La proposition a été préparée par SaferNet, une organisation qui fait partie du comité consultatif sur l’Internet et les élections de l’EST. Thiago Tavares, président de l’ONG, a fait 8 suggestions pour éviter la désinformation dans WhatsApp pendant les campagnes électorales, en luttant contre les fausses nouvelles et les contenus frauduleux.
Tavares déclare à UOL Tecnologia que la réunion de mardi (16) “a été productive et instructive ; WhatsApp a exprimé son intérêt et sa volonté de collaborer avec la TSE. Toutefois, la demande ne comportait aucun engagement à apporter les changements proposés.
Dans une déclaration, WhatsApp affirme avoir interdit “des centaines de milliers de comptes” pendant les élections et disposer de systèmes pour détecter le spam et lutter contre la désinformation :
WhatsApp a interdit de manière proactive des centaines de milliers de comptes pendant la période électorale française. Nous disposons d’une technologie de pointe en matière de détection du spam qui identifie les comptes ayant un comportement anormal ou automatisé, de sorte qu’ils ne peuvent pas être utilisés pour diffuser du spam ou des informations erronées”.
Suggestions de SaferNet pour WhatsApp
SaferNet a suggéré de réduire la limite des renvois à cinq personnes ou groupes, comme cela a été fait en Inde.
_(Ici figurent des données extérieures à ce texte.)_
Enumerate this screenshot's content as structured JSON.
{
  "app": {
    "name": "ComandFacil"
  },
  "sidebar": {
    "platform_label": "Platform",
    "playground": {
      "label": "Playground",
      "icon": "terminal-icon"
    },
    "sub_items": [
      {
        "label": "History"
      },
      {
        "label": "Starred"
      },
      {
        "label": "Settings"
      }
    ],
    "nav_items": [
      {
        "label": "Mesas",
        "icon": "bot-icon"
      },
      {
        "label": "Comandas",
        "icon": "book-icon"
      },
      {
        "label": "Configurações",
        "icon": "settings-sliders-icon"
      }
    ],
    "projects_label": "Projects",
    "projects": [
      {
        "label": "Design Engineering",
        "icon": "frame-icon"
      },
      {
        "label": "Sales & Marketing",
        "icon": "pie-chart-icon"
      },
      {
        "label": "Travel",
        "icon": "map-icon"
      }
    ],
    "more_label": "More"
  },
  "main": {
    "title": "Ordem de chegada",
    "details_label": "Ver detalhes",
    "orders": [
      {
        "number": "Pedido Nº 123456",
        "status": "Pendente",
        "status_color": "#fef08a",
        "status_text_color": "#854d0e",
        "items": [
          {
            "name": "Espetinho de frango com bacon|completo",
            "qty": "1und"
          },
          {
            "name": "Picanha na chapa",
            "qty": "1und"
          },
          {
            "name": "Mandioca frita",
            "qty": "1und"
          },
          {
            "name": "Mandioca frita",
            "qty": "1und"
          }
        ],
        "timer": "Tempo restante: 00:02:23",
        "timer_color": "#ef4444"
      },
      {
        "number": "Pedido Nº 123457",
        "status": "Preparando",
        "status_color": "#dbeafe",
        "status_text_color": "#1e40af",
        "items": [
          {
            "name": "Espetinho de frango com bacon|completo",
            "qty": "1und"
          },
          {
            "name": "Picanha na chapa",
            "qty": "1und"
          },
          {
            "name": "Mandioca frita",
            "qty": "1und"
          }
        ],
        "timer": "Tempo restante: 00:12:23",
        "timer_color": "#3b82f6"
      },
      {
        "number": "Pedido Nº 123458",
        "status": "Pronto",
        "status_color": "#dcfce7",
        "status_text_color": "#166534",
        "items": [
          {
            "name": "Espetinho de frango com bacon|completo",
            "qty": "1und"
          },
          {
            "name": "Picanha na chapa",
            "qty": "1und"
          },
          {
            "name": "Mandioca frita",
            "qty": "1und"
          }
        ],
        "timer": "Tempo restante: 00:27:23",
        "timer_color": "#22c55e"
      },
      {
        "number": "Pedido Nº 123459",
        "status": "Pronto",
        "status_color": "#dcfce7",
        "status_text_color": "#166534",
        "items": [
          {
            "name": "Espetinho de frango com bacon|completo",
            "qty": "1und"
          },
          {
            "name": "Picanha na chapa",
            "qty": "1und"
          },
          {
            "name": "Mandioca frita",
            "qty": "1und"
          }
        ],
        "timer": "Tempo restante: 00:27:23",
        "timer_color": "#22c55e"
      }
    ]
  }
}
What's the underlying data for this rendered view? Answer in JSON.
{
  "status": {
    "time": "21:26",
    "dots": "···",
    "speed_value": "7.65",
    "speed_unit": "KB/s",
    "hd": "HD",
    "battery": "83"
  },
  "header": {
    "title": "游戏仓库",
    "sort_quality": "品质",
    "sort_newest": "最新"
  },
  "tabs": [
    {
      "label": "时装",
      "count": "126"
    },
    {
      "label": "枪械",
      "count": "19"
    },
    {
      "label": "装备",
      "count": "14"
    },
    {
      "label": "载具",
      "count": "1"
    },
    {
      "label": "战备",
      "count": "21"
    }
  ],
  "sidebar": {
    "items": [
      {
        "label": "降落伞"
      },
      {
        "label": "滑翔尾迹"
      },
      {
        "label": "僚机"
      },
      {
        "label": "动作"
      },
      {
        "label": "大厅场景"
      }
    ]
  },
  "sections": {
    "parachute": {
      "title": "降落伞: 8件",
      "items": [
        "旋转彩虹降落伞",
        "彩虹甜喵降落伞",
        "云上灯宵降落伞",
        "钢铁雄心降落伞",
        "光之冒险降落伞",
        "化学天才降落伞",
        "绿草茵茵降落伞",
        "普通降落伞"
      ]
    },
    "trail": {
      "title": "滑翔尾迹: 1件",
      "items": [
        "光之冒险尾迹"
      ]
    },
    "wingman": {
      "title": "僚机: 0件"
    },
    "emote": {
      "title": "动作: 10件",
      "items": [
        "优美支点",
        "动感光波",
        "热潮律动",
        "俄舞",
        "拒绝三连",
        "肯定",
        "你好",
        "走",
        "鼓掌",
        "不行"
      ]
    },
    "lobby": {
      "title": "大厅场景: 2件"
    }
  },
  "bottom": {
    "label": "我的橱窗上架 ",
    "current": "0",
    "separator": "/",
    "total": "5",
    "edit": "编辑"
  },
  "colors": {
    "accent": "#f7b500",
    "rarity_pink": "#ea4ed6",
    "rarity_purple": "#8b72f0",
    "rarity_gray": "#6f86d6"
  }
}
Dans d’autres pays, comme la France, vous pouvez transmettre un message à un maximum de 20 contacts à la fois.
Une autre recommandation est de supprimer le bouton “Transmettre” à côté des messages audio et vidéo, mais seulement pendant les élections et la période de campagne. De plus, WhatsApp devrait limiter le nombre de groupes auxquels un utilisateur peut participer (il n’y a actuellement aucune limite) ; et limiter à 499 le nombre de groupes qu’un utilisateur peut créer (il est actuellement de 9 999).
WhatsApp pourrait suivre l’exemple de Facebook et insérer des mécanismes de vérification des faits dans l’application. Il serait également intéressant d’avertir l’utilisateur, avant de partager, si un contenu est faux ? cela se ferait par le biais du hachage qui identifie les fichiers média (images, vidéos, audios) et qui est stocké sur les serveurs.
Enfin, SaferNet demande à whatsApp de travailler avec la TSE et la société pour sensibiliser les utilisateurs ; et suggère un partenariat entre l’application et de faux spécialistes de l’information.